Other Notable Headlines
(that you should know about too) 🤓 

Mediaocean Unveils Innovid as Unified Brand for Global Ad Tech Business - Mediaocean has merged Innovid with Flashtalking to create a new brand under the Innovid name, offering creative personalization, ad serving, measurement, and optimization.

LG Loses Again Over Firing Ad Tech Startup Alphonso's Founders🔒- LG acquired CTV data company Alphonso in 2021 to power LG Ads. In January, Alphonso's founding team and minority shareholders won a lawsuit against LG for wrongful termination and board misconduct. Last week, the Delaware Supreme Court upheld the decision.

Perion Announces Adoption of Unified ID 2.0 Powered by The Trade Desk to Bridge First-Party Data and Omnichannel Scale - The third-party cookie alternative will work within the Perion One platform and alongside Perion's proprietary tech SORT, an AI-based tool that predicts consumer mindset.
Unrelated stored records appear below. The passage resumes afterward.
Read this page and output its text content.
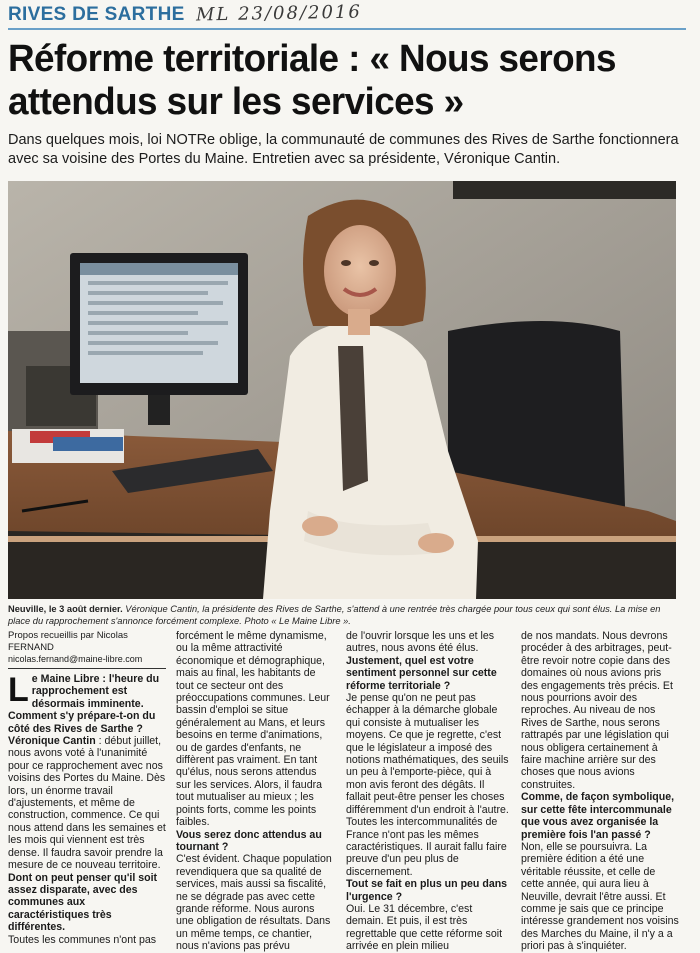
RIVES DE SARTHE ML 23/08/2016
Réforme territoriale : « Nous serons attendus sur les services »

Dans quelques mois, loi NOTRe oblige, la communauté de communes des Rives de Sarthe fonctionnera avec sa voisine des Portes du Maine. Entretien avec sa présidente, Véronique Cantin.

Neuville, le 3 août dernier. Véronique Cantin, la présidente des Rives de Sarthe, s'attend à une rentrée très chargée pour tous ceux qui sont élus. La mise en place du rapprochement s'annonce forcément complexe. Photo « Le Maine Libre ».

Propos recueillis par Nicolas FERNAND

nicolas.fernand@maine-libre.com

Le Maine Libre : l'heure du rapprochement est désormais imminente. Comment s'y prépare-t-on du côté des Rives de Sarthe ?

Véronique Cantin : début juillet, nous avons voté à l'unanimité pour ce rapprochement avec nos voisins des Portes du Maine. Dès lors, un énorme travail d'ajustements, et même de construction, commence. Ce qui nous attend dans les semaines et les mois qui viennent est très dense. Il faudra savoir prendre la mesure de ce nouveau territoire.

Dont on peut penser qu'il soit assez disparate, avec des communes aux caractéristiques très différentes.

Toutes les communes n'ont pas

forcément le même dynamisme, ou la même attractivité économique et démographique, mais au final, les habitants de tout ce secteur ont des préoccupations communes. Leur bassin d'emploi se situe généralement au Mans, et leurs besoins en terme d'animations, ou de gardes d'enfants, ne diffèrent pas vraiment. En tant qu'élus, nous serons attendus sur les services. Alors, il faudra tout mutualiser au mieux ; les points forts, comme les points faibles.

Vous serez donc attendus au tournant ?

C'est évident. Chaque population revendiquera que sa qualité de services, mais aussi sa fiscalité, ne se dégrade pas avec cette grande réforme. Nous aurons une obligation de résultats. Dans un même temps, ce chantier, nous n'avions pas prévu

de l'ouvrir lorsque les uns et les autres, nous avons été élus.

Justement, quel est votre sentiment personnel sur cette réforme territoriale ?

Je pense qu'on ne peut pas échapper à la démarche globale qui consiste à mutualiser les moyens. Ce que je regrette, c'est que le législateur a imposé des notions mathématiques, des seuils un peu à l'emporte-pièce, qui à mon avis feront des dégâts. Il fallait peut-être penser les choses différemment d'un endroit à l'autre. Toutes les intercommunalités de France n'ont pas les mêmes caractéristiques. Il aurait fallu faire preuve d'un peu plus de discernement.

Tout se fait en plus un peu dans l'urgence ?

Oui. Le 31 décembre, c'est demain. Et puis, il est très regrettable que cette réforme soit arrivée en plein milieu

de nos mandats. Nous devrons procéder à des arbitrages, peut-être revoir notre copie dans des domaines où nous avions pris des engagements très précis. Et nous pourrions avoir des reproches. Au niveau de nos Rives de Sarthe, nous serons rattrapés par une législation qui nous obligera certainement à faire machine arrière sur des choses que nous avions construites.

Comme, de façon symbolique, sur cette fête intercommunale que vous avez organisée la première fois l'an passé ?

Non, elle se poursuivra. La première édition a été une véritable réussite, et celle de cette année, qui aura lieu à Neuville, devrait l'être aussi. Et comme je sais que ce principe intéresse grandement nos voisins des Marches du Maine, il n'y a a priori pas à s'inquiéter.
Brian Wieser revises ad forecast downward as U.S. ad market grows wary🔒- Wieser predicts non-political ad spend to grow 3.6% this year, down from 4.5% growth previously forecast, due to tariffs, a slowing economy, and macroeconomic uncertainty. Not good.

IOC and Comcast NBCUniversal Agree on Groundbreaking Partnership for the New Digital Era, Including an Extension of their Olympic Media Rights Agreement Until 2036 - The extension of the media rights for the 2033-2036 cycle is valued at $3B. It covers the Olympic Winter Games Salt Lake City-Utah 2034 and the Olympic Games 2036, for which the host has yet to be determined.

Wonder Acquires Tastemade for Its Latest Quest: to Make a ‘Mealtime Super App’🔒- Food-delivery startup Wonder is paying $90M for media company Tastemade, adding an international production company, content studio, and ad business to its portfolio.

Reddit Allows Users To Block Specific Advertisers - If a Reddit user blocks an ad from their feed, the platform will hide all ads from that advertiser for that user for a year or more.

Advertisers upped women’s sports spend by triple digits in 2024 - TV ad spend for women's sports soared by 139% last year compared to 2023. Engagement for the average ad was 40% higher than the average ad on prime-time TV.

Apple, Mozilla, Advertisers Back Google - Apple and Mozilla receive billions of dollars to make Google's search engine the default in Safari and Firefox. Unsurprisingly, they don't want to lose the revenue when Google gets punished in its search antitrust case. Other companies are also voicing support for Google. Could such a ruling hurt these companies more than Google itself?